To further refine the IoT Smart Cradle and augment its capabilities, future research and development endeavors should strategically concentrate on the following key areas:

  • Enhanced Cry Detection Accuracy and Specificity: Integrating advanced audio processing methodologies, such as deep learning-based speech recognition, and potentially incorporating multimodal analysis (e.g., integrating video and physiological data), to enhance the precision and specificity of cry differentiation.
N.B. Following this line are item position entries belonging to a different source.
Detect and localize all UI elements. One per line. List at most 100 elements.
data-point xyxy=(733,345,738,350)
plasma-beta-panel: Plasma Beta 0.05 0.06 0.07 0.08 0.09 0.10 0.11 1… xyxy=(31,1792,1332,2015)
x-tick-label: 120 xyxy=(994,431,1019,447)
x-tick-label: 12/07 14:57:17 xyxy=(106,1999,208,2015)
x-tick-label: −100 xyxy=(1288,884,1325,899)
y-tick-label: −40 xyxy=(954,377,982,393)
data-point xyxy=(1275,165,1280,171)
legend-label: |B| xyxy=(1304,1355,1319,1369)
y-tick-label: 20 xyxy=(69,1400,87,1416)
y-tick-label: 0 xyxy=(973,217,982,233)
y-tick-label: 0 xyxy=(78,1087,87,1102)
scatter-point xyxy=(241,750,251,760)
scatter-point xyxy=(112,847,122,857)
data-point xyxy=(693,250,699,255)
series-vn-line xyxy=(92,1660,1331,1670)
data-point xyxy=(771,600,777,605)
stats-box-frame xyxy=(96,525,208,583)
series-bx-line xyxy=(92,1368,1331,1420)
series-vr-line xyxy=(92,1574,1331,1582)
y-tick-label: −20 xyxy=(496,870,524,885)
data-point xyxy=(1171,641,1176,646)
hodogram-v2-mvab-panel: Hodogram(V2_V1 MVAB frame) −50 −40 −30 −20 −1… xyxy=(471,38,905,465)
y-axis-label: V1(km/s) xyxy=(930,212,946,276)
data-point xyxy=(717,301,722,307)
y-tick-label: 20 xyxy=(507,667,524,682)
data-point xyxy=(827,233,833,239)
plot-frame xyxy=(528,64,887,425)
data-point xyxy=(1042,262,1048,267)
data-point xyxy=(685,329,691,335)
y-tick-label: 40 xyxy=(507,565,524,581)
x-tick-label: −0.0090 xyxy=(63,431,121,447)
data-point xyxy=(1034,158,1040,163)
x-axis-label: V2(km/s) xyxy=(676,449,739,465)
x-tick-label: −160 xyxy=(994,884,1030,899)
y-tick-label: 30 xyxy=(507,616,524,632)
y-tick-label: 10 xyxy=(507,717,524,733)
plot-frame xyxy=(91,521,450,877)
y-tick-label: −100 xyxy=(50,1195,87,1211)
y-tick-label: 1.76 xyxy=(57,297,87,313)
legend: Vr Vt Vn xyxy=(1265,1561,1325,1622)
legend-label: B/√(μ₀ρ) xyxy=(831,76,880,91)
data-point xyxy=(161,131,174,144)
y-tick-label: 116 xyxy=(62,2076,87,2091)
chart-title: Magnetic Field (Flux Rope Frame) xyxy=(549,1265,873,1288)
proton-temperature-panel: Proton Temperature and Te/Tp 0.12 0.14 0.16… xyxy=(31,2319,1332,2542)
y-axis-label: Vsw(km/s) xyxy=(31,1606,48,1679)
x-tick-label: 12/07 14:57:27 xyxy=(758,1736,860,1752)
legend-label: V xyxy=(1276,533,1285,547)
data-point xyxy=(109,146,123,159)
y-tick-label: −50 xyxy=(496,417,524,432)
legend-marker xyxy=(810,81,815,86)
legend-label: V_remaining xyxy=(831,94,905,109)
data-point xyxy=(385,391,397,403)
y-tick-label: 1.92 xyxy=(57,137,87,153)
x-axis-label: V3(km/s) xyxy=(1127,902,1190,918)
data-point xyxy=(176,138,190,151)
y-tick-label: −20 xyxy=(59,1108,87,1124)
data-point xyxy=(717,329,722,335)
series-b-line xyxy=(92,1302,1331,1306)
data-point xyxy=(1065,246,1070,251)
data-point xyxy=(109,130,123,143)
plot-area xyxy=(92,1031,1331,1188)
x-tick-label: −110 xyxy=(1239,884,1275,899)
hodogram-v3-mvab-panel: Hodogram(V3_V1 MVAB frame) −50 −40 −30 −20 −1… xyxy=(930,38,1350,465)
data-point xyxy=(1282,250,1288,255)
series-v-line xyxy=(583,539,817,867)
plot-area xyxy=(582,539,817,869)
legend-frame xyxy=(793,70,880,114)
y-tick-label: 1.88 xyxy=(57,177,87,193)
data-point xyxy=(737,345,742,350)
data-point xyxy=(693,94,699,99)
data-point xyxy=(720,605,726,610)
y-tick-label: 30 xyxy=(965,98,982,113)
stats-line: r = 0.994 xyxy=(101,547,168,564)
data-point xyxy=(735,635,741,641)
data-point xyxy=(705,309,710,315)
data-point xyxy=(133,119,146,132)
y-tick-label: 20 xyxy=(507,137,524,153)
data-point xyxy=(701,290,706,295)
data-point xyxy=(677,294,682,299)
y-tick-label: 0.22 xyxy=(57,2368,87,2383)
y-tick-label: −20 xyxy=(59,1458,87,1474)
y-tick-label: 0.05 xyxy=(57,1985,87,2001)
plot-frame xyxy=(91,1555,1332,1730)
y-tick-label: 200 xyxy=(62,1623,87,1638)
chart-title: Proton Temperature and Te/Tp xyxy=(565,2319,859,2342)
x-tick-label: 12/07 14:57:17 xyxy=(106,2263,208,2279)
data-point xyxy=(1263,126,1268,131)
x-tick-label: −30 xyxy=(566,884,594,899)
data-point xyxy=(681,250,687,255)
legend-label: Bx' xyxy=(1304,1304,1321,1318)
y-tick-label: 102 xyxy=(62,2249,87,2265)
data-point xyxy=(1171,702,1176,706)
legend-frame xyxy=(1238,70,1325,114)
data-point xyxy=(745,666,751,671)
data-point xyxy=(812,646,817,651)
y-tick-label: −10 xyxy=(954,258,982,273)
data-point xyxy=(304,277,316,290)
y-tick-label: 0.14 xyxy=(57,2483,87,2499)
This would enable the system to not only detect infant cries but also to more accurately classify nuanced cry types (e.g., hunger, discomfort, fatigue, pain) and potentially infer the underlying causes with greater accuracy and reliability.

  • Improved Power Efficiency and Sustainability: Implementing energy-efficient operational modes for sensors, actuators, and embedded processing units to optimize power consumption, extend battery longevity in portable applications, and minimize energy demands. This includes exploring energy harvesting techniques and developing adaptive power management strategies to promote sustainability and reduce the reliance on external power sources.

  • Expanded Mobile Application Functionality and Decision Support: Enriching the mobile application with features such as AI-driven parental guidance, providing caregivers with evidence-based advice and support informed by infant activity patterns, developmental milestones, and health insights derived from continuous monitoring. The development of clinical decision support system (CDSS) modules could also be explored to aid in early detection of potential health issues.

  • Increased System Scalability, Adaptability, and Interoperability: Designing the system architecture with modular components and standardized interfaces to facilitate customization and adaptability based on individual user preferences and evolving needs. This includes enabling the seamless integration of additional sensors, actuators, or firmware upgrades.

  • Strengthened Data Security, Privacy, and Ethical Framework: Bolstering data privacy and security through the implementation of advanced encryption techniques, such as blockchain-based encryption or decentralized data storage solutions, to protect sensitive infant data from unauthorized access and potential breaches.